Po ostatnim praniu wybarwić komórki 0,5 mikrograma na mililitr trwałej żywotności barwie 450 na studzienkę w 50 mikrolitrach PBS przez 30 minut w temperaturze pokojowej, chroniąc przed światłem. Pod koniec inkubacji osadzać komórki przez dwa przemycia w świeżym PBS, jak pokazano, i barwić komórki pod kątem interesujących markerów leukocytów przez 30 minut w temperaturze pokojowej, chroniąc przed światłem. Pod koniec inkubacji zebrać komórki, odwirować i umyć komórki dwa razy w 200 mikrolitrach 1% BSA plus PBS na pranie.

Po ostatnim praniu utrwal granulki w 200 mikrolitrach 0,5% formaldehydu na studzienkę przez 30 minut w temperaturze pokojowej, chroniąc przed światłem.
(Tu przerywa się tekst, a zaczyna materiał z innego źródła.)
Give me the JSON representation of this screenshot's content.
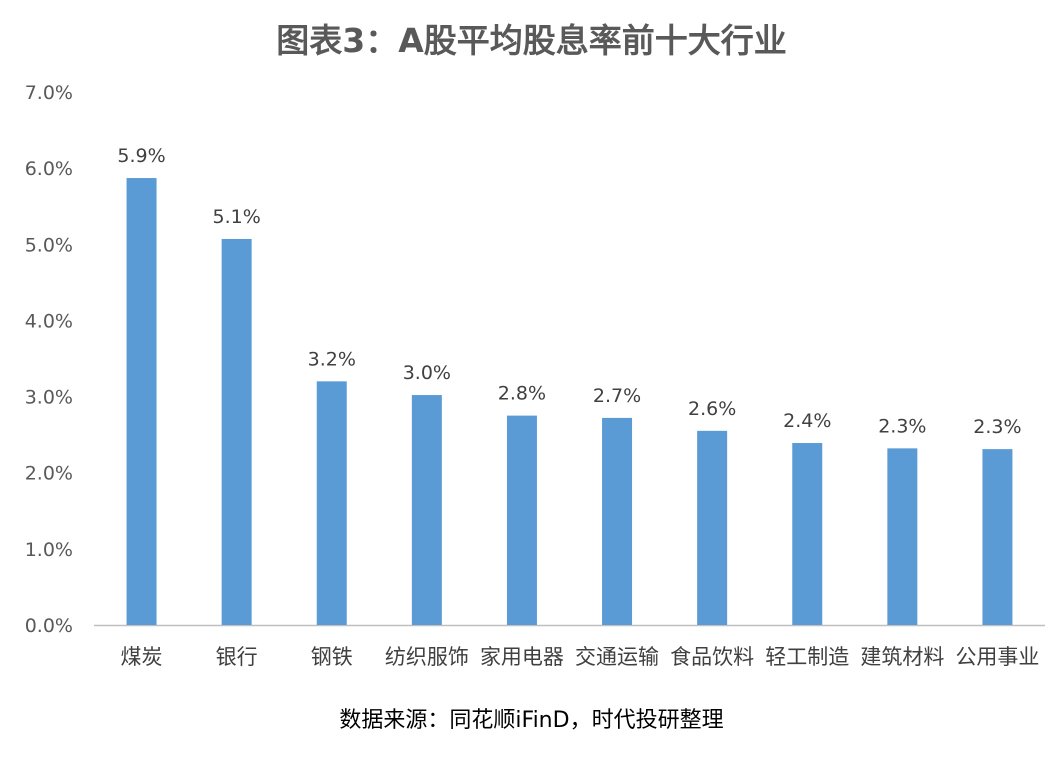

Do analizy cytometrycznej przepływowej próbek komórek należy ustawić cytometr przepływowy wyposażony w czytnik płytek o wysokiej przepustowości, aby pobrać 175 mikrolitrów próbki i zebrać 5000 komórek na studzienkę. Wykonaj początkowe bramkowanie, aby wyeliminować dublety i zanieczyszczenia na wykresie rozproszenia do przodu i z boku.
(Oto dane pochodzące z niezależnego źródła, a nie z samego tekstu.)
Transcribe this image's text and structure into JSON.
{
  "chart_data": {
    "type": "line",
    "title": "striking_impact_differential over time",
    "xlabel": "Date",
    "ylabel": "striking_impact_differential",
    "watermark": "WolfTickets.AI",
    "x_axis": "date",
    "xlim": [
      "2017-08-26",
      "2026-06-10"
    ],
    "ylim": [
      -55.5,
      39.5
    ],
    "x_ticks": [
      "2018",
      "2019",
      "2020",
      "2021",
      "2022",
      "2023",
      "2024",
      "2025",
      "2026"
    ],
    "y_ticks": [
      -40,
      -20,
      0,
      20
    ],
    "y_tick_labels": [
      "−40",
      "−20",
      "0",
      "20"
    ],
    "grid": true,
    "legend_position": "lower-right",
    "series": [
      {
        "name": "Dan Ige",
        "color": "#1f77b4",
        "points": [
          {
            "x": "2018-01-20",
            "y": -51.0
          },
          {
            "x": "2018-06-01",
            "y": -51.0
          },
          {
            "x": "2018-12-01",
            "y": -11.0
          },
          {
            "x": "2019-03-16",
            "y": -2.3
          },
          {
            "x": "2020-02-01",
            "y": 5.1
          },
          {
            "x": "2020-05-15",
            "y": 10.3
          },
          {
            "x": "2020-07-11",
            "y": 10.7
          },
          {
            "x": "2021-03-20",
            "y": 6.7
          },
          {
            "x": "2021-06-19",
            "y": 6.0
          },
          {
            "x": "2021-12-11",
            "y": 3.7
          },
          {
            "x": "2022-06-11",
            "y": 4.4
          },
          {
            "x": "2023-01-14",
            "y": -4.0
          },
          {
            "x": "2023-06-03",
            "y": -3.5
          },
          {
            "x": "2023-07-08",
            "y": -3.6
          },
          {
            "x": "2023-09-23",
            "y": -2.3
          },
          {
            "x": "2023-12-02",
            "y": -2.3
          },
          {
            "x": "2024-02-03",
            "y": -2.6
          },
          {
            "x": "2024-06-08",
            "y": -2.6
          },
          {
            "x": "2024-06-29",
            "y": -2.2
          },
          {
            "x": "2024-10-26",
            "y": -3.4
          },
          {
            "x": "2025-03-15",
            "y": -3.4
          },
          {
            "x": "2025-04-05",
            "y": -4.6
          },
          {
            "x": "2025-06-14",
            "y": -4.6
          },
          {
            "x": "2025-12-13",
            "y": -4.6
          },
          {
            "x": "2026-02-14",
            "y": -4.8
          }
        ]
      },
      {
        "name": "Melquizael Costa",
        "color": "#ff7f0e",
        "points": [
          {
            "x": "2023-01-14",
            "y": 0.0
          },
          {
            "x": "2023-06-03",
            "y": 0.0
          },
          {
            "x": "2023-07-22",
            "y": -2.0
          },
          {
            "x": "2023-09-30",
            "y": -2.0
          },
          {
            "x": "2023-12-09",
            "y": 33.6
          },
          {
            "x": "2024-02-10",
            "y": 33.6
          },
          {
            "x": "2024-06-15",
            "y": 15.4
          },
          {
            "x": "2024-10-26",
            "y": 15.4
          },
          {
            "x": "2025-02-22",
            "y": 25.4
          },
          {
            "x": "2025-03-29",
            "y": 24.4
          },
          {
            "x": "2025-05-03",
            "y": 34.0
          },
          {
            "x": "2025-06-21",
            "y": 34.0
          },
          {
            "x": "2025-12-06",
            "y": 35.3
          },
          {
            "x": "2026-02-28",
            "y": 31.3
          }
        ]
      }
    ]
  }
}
Użyj wykresu plam rozpraszania bocznego w stosunku do żywotności, aby wyeliminować martwe komórki. I użyj wykresu rozproszenia bocznego w stosunku do CD45, aby rozróżnić główne klasy leukocytów. Dla wszystkich komórek CD45 dodatnich lub dla każdego podzbioru leukocytów będącego przedmiotem zainteresowania, zmierz aktywność fagocytozy komórkowej zależnej od przeciwciał poprzez bramkowanie markerem na komórkach dodatnich koralików na histogramie odpowiedniego kanału fluoroforowego dla sprzężonych kulek.
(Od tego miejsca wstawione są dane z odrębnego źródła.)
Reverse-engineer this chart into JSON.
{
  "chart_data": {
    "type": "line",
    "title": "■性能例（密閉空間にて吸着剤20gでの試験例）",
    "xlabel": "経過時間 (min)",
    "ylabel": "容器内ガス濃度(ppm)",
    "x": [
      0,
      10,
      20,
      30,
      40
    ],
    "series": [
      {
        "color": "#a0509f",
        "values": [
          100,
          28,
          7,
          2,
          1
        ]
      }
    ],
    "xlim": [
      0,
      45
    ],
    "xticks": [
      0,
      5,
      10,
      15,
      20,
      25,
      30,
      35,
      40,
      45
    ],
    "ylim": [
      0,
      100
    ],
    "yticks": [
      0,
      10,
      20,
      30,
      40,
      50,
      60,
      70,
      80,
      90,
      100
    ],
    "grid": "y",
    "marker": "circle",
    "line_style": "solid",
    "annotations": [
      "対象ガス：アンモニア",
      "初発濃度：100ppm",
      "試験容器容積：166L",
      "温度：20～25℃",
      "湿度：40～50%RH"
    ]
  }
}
Następnie oblicz wyniki fagocytozy komórkowej zależnej od przeciwciał jako medianę intensywności fluorescencji komórek dodatnich przez procent całkowitego CD45 plus komórki w populacji dodatniej. Tutaj pokazano strategię bramkowania w celu wyeliminowania dubletów, gruzu i martwych komórek. Od jednego do 12% wszystkich żywych komórek to zazwyczaj leukocyty CD45-dodatnie, przy czym większość rzekomych monocytów o niskim lub średnim rozrzuceniu bocznym CD45 wydaje się być prekursorami lub niedojrzałymi komórkami, w oparciu o rozproszenie boczne w porównaniu z bramkowaniem CD45.

Rzekome granulocyty definiuje się jako komórki pośrednie CD45 o wysokim rozrzucie bocznym. Pomiar aktywności ADCP świeżo wyizolowanych komórek mleka kobiecego przy użyciu ludzkiego przeciwciała monoklonalnego swoistego dla HIV w ciągu jednego miesiąca po porodzie ujawnia, że leczenie inhibitorem aktyny cytochalazyną D i/lub przeciwciałami blokującymi receptor Fc przed inkubacją kulkami sprzężonymi z antygenem związanym z przeciwciałami powoduje aktywność ADCP równą lub niższą niż obserwowana w obecności przeciwciała kontrolnego. Wynik ADCP określony dla całkowitej liczby komórek CD45 dodatnich jest zwykle od 25 do 35 razy wyższy od poziomów tła, zdefiniowanych za pomocą kontroli negatywnej, przeciwciała monoklonalnego anty-wąglika.

Każda próbka mleka matki jest wyjątkowa, a niektóre granulki mogą być trudne do zauważenia. Ponadto populacje leukocytów, a tym samym wyniki ADCP, mogą się znacznie różnić w zależności od próbki.